Side-by-side comparison of timing of transgenic line generation using genetic manipulations in the turquoise killifish, zebrafish and mouse. Synthesised single guide RNA (sgRNA) and Cas9 nucleases are injected into one-cell-stage embryos. Injected embryos are called F0 embryos. After hatching, transgenic fish are backcrossed to wild-type fish and generate F1 offspring. Further backcrosses are used to remove off-target mutations. Data are from the following references: turquoise killifish (Harel et al., 2015); zebrafish (Hwang et al., 2013; Jao et al., 2013); mouse (Wang et al., 2013).

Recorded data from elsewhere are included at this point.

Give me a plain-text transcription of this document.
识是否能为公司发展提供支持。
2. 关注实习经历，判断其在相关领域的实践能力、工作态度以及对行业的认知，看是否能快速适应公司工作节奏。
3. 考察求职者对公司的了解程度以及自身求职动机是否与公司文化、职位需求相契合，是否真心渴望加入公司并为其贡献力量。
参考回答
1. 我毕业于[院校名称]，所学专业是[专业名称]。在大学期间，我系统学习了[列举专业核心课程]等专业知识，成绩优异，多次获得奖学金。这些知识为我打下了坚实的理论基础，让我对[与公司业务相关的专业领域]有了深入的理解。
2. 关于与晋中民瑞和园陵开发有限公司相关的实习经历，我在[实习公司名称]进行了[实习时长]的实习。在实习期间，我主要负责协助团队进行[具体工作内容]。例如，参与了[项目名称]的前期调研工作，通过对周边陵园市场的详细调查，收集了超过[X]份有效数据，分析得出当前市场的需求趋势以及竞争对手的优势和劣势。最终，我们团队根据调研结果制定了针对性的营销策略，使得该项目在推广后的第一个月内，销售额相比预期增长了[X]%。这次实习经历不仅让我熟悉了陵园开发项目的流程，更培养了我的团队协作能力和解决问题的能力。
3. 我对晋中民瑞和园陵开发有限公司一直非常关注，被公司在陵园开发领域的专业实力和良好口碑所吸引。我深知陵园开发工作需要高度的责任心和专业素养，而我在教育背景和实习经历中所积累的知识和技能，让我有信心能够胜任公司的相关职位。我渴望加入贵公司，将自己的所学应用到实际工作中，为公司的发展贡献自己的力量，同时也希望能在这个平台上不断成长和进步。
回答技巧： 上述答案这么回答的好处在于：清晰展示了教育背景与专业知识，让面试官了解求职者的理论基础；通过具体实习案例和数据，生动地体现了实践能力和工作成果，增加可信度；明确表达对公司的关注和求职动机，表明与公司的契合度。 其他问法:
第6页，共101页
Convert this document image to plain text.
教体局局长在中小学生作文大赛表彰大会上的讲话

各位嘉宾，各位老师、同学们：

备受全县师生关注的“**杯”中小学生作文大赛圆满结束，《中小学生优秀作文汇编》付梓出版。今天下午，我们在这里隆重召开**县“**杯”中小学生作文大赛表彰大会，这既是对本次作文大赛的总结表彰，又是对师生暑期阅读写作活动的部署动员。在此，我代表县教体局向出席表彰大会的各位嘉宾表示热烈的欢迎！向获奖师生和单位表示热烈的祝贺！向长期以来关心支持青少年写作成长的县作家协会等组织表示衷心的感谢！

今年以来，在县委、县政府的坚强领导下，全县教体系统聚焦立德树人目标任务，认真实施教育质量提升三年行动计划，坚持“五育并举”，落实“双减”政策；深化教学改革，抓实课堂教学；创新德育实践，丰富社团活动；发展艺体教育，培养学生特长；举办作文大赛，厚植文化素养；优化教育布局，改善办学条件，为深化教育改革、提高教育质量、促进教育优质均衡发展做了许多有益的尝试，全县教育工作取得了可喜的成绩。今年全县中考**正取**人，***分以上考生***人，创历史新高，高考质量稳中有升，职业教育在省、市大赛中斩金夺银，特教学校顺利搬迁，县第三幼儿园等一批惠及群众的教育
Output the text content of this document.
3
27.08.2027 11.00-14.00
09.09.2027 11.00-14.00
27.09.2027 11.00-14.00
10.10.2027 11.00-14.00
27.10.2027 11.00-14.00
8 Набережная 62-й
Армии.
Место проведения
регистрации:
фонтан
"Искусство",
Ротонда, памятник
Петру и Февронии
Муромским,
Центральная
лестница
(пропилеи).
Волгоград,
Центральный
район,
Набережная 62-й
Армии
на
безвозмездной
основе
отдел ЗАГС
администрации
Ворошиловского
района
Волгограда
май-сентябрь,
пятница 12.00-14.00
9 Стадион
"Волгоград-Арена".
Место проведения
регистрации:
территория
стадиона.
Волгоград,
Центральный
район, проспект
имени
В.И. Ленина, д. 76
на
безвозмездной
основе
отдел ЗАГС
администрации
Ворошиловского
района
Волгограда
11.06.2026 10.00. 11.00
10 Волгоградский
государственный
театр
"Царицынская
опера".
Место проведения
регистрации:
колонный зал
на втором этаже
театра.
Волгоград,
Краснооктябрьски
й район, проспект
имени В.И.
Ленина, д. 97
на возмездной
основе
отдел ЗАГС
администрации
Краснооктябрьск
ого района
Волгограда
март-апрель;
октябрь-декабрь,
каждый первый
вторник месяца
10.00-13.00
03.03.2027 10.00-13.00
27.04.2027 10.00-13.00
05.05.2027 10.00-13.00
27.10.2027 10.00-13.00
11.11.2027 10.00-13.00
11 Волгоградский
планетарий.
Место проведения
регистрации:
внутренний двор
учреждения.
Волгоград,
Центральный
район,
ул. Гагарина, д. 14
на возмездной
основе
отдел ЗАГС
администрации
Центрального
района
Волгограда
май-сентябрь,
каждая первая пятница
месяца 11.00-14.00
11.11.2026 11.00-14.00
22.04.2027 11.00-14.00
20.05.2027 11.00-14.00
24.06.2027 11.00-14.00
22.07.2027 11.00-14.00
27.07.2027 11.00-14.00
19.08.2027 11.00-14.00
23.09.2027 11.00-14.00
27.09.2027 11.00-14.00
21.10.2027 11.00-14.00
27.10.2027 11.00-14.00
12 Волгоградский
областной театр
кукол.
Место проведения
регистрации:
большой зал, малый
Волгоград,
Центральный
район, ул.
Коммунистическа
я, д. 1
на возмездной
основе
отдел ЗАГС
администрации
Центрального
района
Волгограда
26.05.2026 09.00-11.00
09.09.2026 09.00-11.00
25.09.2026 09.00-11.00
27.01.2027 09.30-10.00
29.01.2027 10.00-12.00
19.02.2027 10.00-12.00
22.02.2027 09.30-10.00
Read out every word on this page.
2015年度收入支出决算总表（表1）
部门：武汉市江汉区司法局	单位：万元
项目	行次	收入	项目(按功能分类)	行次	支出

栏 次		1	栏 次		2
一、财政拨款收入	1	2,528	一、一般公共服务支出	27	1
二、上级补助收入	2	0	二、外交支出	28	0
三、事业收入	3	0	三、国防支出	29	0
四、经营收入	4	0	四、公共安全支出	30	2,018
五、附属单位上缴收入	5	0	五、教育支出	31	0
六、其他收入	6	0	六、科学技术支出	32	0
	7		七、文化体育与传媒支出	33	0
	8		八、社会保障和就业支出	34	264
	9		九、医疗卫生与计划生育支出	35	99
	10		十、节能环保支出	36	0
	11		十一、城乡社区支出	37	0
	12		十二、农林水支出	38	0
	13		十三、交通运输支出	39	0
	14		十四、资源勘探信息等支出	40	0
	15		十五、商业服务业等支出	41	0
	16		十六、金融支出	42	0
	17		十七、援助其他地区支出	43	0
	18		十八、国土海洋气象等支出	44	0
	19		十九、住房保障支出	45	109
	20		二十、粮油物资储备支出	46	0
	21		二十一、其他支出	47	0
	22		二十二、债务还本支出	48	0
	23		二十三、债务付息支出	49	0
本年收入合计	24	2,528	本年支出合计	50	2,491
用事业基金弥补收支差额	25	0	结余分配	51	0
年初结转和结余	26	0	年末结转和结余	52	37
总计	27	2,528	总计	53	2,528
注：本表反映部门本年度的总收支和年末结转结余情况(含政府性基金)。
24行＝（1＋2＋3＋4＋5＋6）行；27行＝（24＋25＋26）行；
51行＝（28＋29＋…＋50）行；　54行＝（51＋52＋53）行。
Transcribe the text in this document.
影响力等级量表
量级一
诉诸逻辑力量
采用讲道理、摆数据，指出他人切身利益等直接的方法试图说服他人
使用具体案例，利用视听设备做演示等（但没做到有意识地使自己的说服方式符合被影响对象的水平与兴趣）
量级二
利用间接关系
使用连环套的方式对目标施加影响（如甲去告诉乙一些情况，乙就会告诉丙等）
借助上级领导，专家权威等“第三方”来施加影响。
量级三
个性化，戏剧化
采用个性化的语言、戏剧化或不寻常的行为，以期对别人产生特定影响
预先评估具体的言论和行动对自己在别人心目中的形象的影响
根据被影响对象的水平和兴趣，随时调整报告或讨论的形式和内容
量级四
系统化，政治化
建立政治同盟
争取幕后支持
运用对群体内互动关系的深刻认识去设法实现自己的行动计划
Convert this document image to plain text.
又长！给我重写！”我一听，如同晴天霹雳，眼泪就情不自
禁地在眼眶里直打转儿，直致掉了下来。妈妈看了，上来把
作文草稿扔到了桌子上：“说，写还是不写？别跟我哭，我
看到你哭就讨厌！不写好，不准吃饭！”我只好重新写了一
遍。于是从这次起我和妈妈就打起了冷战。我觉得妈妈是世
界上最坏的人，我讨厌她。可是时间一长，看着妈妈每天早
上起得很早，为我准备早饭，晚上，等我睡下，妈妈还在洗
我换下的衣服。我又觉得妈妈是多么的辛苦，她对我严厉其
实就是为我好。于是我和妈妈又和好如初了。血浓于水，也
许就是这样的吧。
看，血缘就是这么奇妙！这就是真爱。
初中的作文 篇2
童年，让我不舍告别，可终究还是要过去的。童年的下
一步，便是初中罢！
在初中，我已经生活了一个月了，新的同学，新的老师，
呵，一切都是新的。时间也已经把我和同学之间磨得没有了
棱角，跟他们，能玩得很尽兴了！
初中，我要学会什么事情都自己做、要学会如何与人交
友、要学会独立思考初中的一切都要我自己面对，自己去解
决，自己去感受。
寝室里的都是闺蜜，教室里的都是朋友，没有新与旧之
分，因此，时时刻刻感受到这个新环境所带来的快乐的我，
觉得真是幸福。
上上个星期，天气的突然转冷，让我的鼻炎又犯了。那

As well as engineering the genome of turquoise killifish, direct injection of synthetic RNA into the one-cell-stage embryo recently enabled the development of a turquoise killifish fluorescence ubiquitination cell cycle indicator (FUCCI) (Dolfi et al., 2014). This method takes advantage of two fluorescent-tagged proteins that differentially degrade during the cell cycle, resulting in the accumulation of red fluorescence at the G1 phase of the cell cycle and of green fluorescence at the S/G2/M phases (Sakaue-Sawano et al., 2008). FUCCI expression remains stable for 3-4 days after the FUCCI mRNA injection into killifish embryos and allows the temporal tracking of early cell-division kinetics. When stable FUCCI transgenic killifish lines become available, this tool will become important in monitoring cellular proliferation during development, tumour formation, tissue/organ regeneration and senescence.

Genetic modifications in the turquoise killifish are rapid and highly efficient, permitting generation of stable transgenic lines more rapidly than in any other available vertebrate model (Fig. 2). Combined with their other advantageous features, as described above, efficient genetic manipulation of the turquoise killifish could allow it to become a powerful and highly scalable platform to study age-related changes and diseases (Table 2).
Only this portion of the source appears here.